The Catalyst

January 4, 2020.

You know the feeling — you don’t know what you want to watch. Forty-five minutes of negotiations. A shortlist narrowed to three. A reluctant consensus.

Then you open Netflix.

And there it is.

Whatever we had planned to watch that night disappeared. The moment I saw Claes Bang as Dracula, the decision was made.

I had never heard of him before. That didn’t matter. One look and I knew: this was the role.

It turns out I have very specific opinions about Count Dracula — who he is, how he moves, how he speaks, what he wears, what he doesn’t tolerate. I don’t argue about much, but Dracula is not one of those things.

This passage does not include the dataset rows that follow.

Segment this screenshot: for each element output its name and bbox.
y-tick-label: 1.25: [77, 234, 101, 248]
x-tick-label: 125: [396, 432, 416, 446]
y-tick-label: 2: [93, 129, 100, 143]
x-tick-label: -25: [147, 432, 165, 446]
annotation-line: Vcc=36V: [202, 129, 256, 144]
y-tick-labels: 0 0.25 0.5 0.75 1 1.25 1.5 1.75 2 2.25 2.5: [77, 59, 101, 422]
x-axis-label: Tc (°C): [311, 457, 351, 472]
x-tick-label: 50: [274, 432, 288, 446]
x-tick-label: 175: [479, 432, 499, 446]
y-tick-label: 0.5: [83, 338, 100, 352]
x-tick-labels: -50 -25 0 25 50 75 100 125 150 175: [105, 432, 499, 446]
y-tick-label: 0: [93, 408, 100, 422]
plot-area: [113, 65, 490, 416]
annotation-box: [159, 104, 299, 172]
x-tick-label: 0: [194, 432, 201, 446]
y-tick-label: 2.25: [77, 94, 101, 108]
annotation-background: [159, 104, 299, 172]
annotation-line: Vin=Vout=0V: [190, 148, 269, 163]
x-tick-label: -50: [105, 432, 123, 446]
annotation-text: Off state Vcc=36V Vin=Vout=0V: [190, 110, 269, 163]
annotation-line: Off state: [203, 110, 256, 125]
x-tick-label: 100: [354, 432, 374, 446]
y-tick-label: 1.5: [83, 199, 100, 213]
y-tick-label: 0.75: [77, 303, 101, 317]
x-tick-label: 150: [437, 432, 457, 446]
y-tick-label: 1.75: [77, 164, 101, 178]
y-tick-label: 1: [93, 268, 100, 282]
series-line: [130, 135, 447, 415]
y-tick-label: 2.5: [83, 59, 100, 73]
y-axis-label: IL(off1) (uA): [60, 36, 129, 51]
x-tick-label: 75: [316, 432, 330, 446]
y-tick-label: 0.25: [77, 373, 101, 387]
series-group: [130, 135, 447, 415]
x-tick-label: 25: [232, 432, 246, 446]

Bang’s performance locked something into place. Not because it replaced the past — Bela Lugosi’s charm is untouchable, Christopher Lee’s menace undeniable — but because it felt intentional. Controlled. Dangerous.

Claes in BBC's Dracula (2020), episodes one, two, and three from left to right

The 2020 series deserves credit for that balance. Dolly Wells and John Heffernan delivered performances that grounded the chaos. Steven Moffat and Mark Gatiss walked the line between reverence and reinvention with confidence. The first two episodes are nearly surgical in their execution. The third — divisive, modern, irreverent — takes a risk.

I admired that.

Because it did what adaptation should do: it honored the source without being trapped by it.

And that’s when the question began.

If I were going to write Dracula, how would I do it?

What would I preserve? What would I refuse?

How far could I push the mythology without breaking it?

The ideas came fast. Notes became outlines. Outlines became structure.

At first, I couldn’t decide where to set it — medieval or modern. Both timelines demanded attention.

Eventually, I realized there was only one way forward: begin at the beginning. Let the past earn the future. Let the origin speak before the aftermath.

So I started with questions.

What happened between Dracula and the Church?

Why the crucifix — and not other sacred symbols? If Dracula represents evil in its purest form, shouldn’t any emblem of divinity provoke the same reaction?

The specificity suggests history. Conflict. A fracture point.

So I wrote it.

Who was Dracula’s mystery lover referenced in Stoker’s novel? 

Then there was the line in Stoker’s novel that refuses to be ignored.

“You yourself never loved. You never love!”

And Dracula’s quiet reply:

“Yes, I too can love… you yourselves can tell it from the past.”

That’s not a throwaway line. That’s a door.

Adaptations have flirted with it — usually through Mina, usually through a triangle that feels convenient rather than satisfying.

There is a story in that whisper. A real one. So I wrote the love story I believed belonged there.